In their motion in limine, Plaintiffs seek an order of the Court clarifying that in order to establish at trial the first element of the reasonable accommodation analysis, Plaintiffs need only demonstrate that at least one resident of the planned development would have been handicapped, so long as the discriminatory decision by the municipality was based on the handicap of that resident. In support, Plaintiffs cite two of out-of-circuit cases.

In one case, the District of Kansas found that the total number of handicapped individuals was irrelevant, so long as plaintiff demonstrated "some" number of handicapped individuals, as well as discrimination by the municipality based on that handicap. Keys Youth Servs., Inc. v. City of Olathe, Kan., 52 F.Supp.2d 1284, 1299-1300 (D. Kan. 1999). In another case, the Eastern District of Pennsylvania also found it irrelevant that individuals without handicaps may also be affected, so long as the governmental entity's actions discriminated against the handicap. Horizon House Developmental Servs., Inc. v. Township of Upper Southampton, 804 F.Supp. 683, 694 (E.D. Pa. 1992). Importantly, in both of these cases, the courts required proof of discrimination based on the handicap. Also, the Ninth Circuit has held that a finding of 75% of residents as handicapped was sufficient, but did not create a bright-line rule with regard to a required number or percentage. Turning Point, Inc. v. City of Caldwell, 75 F.3d 941 (9th Cir. 1996).

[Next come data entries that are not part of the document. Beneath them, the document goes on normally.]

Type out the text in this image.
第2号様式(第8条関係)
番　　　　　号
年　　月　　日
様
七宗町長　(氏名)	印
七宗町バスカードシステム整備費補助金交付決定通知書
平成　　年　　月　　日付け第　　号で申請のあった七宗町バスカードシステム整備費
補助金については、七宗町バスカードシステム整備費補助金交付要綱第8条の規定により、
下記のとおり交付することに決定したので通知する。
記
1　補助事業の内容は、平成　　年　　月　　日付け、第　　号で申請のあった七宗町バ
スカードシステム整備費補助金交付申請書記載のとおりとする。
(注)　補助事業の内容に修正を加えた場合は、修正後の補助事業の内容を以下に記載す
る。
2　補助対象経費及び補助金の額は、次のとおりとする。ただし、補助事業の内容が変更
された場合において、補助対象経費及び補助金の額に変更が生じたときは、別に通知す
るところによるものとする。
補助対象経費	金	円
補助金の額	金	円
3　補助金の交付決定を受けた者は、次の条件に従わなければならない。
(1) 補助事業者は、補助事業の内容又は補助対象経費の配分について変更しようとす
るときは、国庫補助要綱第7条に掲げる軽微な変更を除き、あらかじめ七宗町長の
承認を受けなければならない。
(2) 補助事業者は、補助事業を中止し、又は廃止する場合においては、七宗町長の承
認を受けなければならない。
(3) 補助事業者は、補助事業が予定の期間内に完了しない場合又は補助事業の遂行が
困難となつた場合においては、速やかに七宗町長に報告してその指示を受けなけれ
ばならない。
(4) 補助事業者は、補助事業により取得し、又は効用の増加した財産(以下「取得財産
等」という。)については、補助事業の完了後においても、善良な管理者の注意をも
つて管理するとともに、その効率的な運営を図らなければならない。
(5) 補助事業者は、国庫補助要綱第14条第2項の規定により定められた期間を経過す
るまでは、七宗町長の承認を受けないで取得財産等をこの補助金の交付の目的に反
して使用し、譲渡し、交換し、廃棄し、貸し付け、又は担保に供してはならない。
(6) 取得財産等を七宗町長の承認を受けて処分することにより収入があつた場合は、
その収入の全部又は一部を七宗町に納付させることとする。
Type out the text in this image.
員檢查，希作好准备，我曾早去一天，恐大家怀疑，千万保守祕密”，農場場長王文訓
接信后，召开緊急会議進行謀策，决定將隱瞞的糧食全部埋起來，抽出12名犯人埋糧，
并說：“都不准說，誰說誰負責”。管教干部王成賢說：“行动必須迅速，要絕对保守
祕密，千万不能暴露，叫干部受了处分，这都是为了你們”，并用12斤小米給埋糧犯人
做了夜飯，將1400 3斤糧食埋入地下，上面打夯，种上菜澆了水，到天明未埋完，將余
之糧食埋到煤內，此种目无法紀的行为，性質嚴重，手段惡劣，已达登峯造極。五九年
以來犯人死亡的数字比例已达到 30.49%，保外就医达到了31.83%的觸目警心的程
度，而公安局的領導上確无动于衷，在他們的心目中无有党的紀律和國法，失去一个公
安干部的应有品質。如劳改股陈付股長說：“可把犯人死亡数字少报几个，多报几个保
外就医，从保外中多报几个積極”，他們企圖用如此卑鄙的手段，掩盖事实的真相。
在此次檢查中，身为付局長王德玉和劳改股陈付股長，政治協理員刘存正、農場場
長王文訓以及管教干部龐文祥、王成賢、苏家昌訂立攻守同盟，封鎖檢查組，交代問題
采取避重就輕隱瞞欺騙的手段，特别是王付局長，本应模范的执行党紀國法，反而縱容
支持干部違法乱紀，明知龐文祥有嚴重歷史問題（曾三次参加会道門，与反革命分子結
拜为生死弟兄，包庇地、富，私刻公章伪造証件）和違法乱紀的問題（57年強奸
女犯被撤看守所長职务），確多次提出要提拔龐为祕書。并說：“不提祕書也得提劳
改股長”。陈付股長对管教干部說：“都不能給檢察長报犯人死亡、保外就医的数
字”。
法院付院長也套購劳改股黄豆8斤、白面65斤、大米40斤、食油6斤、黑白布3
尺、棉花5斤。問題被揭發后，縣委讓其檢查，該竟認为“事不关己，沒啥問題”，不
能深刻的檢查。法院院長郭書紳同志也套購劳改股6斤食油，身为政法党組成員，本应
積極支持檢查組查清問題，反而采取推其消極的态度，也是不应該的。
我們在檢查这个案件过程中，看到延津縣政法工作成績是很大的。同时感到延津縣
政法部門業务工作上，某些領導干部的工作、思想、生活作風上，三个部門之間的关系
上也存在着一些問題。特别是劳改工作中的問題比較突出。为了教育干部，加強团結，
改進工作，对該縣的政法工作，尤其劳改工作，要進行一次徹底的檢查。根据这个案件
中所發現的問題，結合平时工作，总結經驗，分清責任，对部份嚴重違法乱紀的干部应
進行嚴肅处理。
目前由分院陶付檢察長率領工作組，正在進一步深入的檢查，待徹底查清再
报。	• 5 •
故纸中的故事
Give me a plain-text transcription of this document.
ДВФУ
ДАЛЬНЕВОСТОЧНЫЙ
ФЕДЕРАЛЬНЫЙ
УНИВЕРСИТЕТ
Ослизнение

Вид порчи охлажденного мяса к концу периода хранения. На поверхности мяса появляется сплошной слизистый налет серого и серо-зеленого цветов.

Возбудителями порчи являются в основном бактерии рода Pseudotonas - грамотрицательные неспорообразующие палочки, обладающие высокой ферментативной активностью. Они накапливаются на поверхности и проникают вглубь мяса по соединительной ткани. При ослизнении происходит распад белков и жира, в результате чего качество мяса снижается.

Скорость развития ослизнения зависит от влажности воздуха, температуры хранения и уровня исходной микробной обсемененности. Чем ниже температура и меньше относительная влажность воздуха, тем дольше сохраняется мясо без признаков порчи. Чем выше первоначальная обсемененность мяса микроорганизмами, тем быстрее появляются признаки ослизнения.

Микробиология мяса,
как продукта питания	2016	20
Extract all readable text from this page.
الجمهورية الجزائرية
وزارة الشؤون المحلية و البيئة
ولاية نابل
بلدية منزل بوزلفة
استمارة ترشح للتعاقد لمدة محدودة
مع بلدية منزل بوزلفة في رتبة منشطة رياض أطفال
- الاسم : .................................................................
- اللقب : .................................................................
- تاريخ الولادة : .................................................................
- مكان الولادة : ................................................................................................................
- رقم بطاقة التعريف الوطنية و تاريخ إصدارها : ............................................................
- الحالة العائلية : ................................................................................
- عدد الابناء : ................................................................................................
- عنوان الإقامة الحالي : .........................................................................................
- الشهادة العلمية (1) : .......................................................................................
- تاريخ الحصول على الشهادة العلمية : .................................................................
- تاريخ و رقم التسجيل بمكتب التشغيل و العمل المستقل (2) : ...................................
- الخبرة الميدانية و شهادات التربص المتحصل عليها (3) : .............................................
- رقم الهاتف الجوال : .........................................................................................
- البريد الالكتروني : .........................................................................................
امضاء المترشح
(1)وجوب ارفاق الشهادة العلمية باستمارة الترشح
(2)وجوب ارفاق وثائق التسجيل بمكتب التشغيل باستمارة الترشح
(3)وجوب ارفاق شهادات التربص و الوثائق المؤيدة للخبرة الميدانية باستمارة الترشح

In its response, Defendant asserts that a finding that some specified, minimal number of handicapped residents is needed to trigger the protections of the FHA would enable developers to claim protection under the FHA for projects offering just enough handicapped housing to satisfy the rule. Such a result, it is argued, would neither advance the goals of the FHA, nor permit governmental entities to exercise lawful and appropriate control of development in their communities. However, Defendant's contention ignores the important proviso which the Plaintiffs have added to their request. Plaintiffs request the Court to determine that the first element of the reasonable accommodation claim is satisfied if at least one resident of the planned development would have been handicapped, so long as the discriminatory decision by the municipality was based on the handicap of that resident. Surely, the Defendant is not taking the position that a governmental entity -- although prohibited from discriminating against a housing community with a large percentage of handicapped residents -- is free to discriminate against a housing community with a small number of handicapped residents.

Defendant argues that the Ninth Circuit has cautioned that "[t]he reasonable accommodation inquiry is highly fact-specific, requiring case-by-case determination." DuBois v. Assoc. of Apartment Owners of 2987 Kalakaua, 453 F.3d 1175, 1179 (9th Cir. 2006). However, in this case, the fact-specific inquiry is not whether the Plaintiffs planned on housing a minimum number of handicapped residents, but whether the Defendants discriminated against or failed to reasonably accommodate the Plaintiff's planned development because it included some number of handicapped residents. Accordingly, Plaintiffs' Motion (Dkt. 102) is granted consistent with the foregoing decision.

ORDER

IT IS ORDERED: Plaintiff's Motion for Clarification (Dkt. 102) is GRANTED in accordance with this decision. Plaintiffs will not be required to prove as part of its reasonable accommodation claim, that it intended to house a minimum number of handicapped residents, but it must establish that the discriminatory decision by the municipality was based on the handicap of the resident or residents who would reside at Alamar Ranch.